Si les pré-facs constituent un espace d’orientation et de (formation) permettant à des bacheliers de franchir les portes de l’Université, elles traduisent en même temps les symptômes d’une nullité prémonitoire suite aux nombreux malaises du système éducatif haïtien. Ce n’est pas un secret que la qualité “scientifique” et “intellectuelle” des élèves laisse à désirer. Il faut donc cesser l’hypocrisie et toucher directement la plaie.
Les pré-facs symbolisent le lieu ou l’on se rend compte que le jeune qui a passé son cycle d’études secondaires en Haïti, le plus souvent, n’arrive même pas à la cheville d’un écolier de 3e cycle (cours élémentaires et moyens) en France. Ces aspirants étudiants, victimes de l’intoxication de notre système éducatif, mettent à nue le fondement même de l’apprentissage en Haïti, tout en indiquant l’urgente nécessité de repenser l’éducation dans toute sa splendeur.
La triste nouvelle est que nos élèves en classe terminale n’arrivent même pas à faire une phrase soutenue, ou n’ont presque qu’aucune idée ni d’informations fondamentales sur l’histoire d’Haïti. Si bien qu’un postulant a souligné lors d’un test dans une pré-fac que Jean Jacques Dessalines fut un président sous l’Occupation américaine d’Haïti (1915-1934).
Ce mauvais état pourrait être à la base de la déclaration du député Claude Lesly Pierre lorsqu’il accorde la nationalité française à Socrate, et en étant convaincu qu’il l’a étudié en littérature française. L’éducation comme étant un moyen pour penser, réfléchir ou (ré) produire la société, tant pour la génération présente et future, s’enlise dans les méandres du mal-être. Quelle serait l’utilité de l’éducation, si elle ne permet pas à des gens d’avoir la capacité de penser par eux-mêmes ?

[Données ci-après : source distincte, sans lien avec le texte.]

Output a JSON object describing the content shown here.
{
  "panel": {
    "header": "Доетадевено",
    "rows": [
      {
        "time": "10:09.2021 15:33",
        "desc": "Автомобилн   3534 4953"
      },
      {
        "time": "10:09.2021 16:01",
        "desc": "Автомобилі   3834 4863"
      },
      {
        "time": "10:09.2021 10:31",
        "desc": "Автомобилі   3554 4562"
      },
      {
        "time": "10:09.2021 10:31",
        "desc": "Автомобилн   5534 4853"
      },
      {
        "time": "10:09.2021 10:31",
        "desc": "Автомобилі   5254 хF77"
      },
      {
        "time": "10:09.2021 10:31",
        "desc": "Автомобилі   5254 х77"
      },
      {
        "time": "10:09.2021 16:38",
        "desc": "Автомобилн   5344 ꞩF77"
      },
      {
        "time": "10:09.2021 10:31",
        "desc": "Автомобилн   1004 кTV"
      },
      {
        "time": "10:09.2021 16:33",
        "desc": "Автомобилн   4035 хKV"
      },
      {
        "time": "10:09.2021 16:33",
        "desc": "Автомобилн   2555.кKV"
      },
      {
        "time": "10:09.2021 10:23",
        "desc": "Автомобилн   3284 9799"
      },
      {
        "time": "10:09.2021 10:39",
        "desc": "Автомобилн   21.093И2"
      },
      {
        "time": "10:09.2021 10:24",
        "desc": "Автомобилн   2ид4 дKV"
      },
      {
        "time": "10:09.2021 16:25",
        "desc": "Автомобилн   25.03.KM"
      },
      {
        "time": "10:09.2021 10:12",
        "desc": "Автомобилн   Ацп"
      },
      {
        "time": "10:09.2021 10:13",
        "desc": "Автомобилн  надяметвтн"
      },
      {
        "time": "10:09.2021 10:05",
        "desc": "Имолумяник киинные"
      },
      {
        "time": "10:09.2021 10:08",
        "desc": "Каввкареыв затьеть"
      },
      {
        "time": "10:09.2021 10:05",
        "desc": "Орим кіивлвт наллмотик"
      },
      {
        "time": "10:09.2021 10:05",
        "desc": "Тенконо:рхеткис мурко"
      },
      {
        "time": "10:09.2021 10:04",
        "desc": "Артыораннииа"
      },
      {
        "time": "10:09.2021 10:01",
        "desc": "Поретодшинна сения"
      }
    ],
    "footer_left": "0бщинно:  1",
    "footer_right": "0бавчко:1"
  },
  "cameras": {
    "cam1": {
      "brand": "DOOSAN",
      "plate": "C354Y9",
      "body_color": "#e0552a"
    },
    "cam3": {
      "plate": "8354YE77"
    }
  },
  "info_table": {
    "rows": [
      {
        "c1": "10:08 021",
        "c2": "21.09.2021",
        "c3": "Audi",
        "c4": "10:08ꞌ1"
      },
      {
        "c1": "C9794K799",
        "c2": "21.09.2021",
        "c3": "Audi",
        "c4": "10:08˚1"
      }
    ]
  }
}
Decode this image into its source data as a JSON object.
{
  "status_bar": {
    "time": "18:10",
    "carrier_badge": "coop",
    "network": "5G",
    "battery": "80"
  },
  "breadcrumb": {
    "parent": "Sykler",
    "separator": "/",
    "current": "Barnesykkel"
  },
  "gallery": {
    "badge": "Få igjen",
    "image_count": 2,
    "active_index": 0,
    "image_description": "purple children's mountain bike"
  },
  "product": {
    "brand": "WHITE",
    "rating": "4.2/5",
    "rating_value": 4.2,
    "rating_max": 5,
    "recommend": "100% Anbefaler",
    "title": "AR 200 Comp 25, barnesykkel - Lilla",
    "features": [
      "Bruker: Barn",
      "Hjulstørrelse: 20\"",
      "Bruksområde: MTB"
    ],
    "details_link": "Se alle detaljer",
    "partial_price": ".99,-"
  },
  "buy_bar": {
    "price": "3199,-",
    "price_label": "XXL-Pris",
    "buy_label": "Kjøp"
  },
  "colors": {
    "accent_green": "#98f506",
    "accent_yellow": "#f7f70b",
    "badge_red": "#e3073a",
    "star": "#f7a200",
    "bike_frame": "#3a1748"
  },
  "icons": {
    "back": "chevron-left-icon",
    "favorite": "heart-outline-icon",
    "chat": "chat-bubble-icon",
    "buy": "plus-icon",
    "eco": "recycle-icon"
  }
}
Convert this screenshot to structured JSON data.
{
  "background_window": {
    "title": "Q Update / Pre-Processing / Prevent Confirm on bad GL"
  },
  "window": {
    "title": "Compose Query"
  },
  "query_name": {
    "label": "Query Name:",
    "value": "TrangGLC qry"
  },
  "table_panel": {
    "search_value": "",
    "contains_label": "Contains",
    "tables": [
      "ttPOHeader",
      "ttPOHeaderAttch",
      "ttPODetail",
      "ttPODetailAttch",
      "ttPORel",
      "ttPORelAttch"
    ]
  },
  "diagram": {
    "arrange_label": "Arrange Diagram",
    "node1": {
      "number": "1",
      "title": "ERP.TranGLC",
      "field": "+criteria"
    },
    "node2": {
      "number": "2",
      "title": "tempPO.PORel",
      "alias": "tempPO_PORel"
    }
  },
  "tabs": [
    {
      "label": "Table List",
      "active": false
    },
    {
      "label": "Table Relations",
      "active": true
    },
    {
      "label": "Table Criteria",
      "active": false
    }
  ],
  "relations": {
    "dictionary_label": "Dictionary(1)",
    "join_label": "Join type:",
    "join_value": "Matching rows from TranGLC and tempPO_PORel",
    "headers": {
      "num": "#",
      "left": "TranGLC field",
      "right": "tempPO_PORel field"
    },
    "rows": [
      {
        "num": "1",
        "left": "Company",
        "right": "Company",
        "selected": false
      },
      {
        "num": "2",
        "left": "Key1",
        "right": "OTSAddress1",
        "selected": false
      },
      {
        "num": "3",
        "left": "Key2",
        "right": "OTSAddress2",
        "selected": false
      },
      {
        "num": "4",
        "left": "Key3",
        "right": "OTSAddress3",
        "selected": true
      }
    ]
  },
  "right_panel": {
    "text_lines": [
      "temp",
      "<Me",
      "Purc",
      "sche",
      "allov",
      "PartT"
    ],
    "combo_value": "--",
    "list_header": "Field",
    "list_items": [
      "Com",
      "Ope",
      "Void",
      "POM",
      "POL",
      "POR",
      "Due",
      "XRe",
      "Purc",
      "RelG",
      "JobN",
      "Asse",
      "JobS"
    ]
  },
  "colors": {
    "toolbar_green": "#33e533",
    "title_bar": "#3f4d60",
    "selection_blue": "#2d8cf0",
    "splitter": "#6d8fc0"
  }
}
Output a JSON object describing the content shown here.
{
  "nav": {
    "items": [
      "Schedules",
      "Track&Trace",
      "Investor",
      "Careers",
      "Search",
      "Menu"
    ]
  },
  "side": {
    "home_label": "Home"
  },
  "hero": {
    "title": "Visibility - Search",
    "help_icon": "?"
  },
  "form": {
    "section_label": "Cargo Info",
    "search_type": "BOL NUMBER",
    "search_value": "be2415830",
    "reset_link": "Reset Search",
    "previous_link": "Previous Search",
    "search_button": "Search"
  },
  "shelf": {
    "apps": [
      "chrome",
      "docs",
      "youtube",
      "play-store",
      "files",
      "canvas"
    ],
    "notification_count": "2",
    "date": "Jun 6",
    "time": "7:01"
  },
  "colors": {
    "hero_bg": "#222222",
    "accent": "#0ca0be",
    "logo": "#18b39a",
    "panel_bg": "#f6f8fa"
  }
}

Résultant de la massification ou la prolifération démesurée des écoles, cet état de délabrement s’explicite par l’irresponsabilité de l’État à organiser l’éducation afin qu’elle réponde à l’une de ses principales fonctions, celle de former des citoyens, des êtres capables de réfléchir sur l’avenir de la société, et du coup apporter leur contribution à la construction ou l’organisation de la vie sociale.
Mais quand on regarde et constate le niveau des élèves en classe terminale qui, malgré eux, seront les futurs dirigeants, l’on devient à coup sûr sceptique eu égard à l’avenir de ce pays. Les lacunes sont si énormes qu’on se demande, avec le plus grand scepticisme, est-ce qu’elles seront en partie comblées. Ou plus fondamental encore, comment certaines personnes puissent franchir la barre du baccalauréat ? L’ampleur des lacunes est à la mesure de l’indignation. Et la situation est particulièrement scandaleuse.
Toutefois, il est impossible dans l’espace d’un mois de combler les manques d’environ 16 années. Face à ces lacunes, les pré-facs se jettent dans les dédales démiurgiques en essayant de faire le plus que possible tout en sachant qu’il est impossible de remonter cette pente; laquelle pente explicite fort bien l’échec du programme du nouveau secondaire qui n’a pas rempli l’une de ces fonctions, celle d’orienter les élèves. Ce problème d’orientation empêche aux bacheliers de connaître leur capacité eu égard à des domaines spécifiques. Et à cela s’ajoute le manque de connaissance sur plusieurs domaines (les sciences humaines par exemple) qui les plonge dans une confusion à choisir une faculté qui répond à leur ambition. Certains s’engagent, parfois sous des pressions familiales, à s’intéresser à des domaines pour lesquels ils n’ont pas d’aptitude.
Cette vassalisation de l’éducation ou son mauvais état trouve aussi son fondement dans le fait de transformer les établissements scolaires en des espaces d’enrichissement où les responsables se contentent d’augmenter les prix de la scolarité au lieu d’accorder de l’importance au contenu diffusé.
Sans mentionner les différentes manifestations qui paralysent très souvent les années académiques. L’État, placé au dessus de la mêlée (conception classique de l’État-nation), donne carte blanche aux responsables d’école de faire bon leur semble. Et l’inspection scolaire qui devrait s’intéresser au bon fonctionnement des écoles brille par son absence, pour ne pas dire, son inexistence.
Dans cet exercice louable (pré-fac) qui, parfois se révèle périlleux par rapport à l’intérêt accordé, certains accompagnateurs se font passer pour des seigneurs en banalisant la “capacité” des postulants ou en s’attaquant à leur personne au travers des violences verbales. Malgré les différents problèmes qui résultent des pré-facs, elles nous permettent de faire un diagnostic du système éducatif.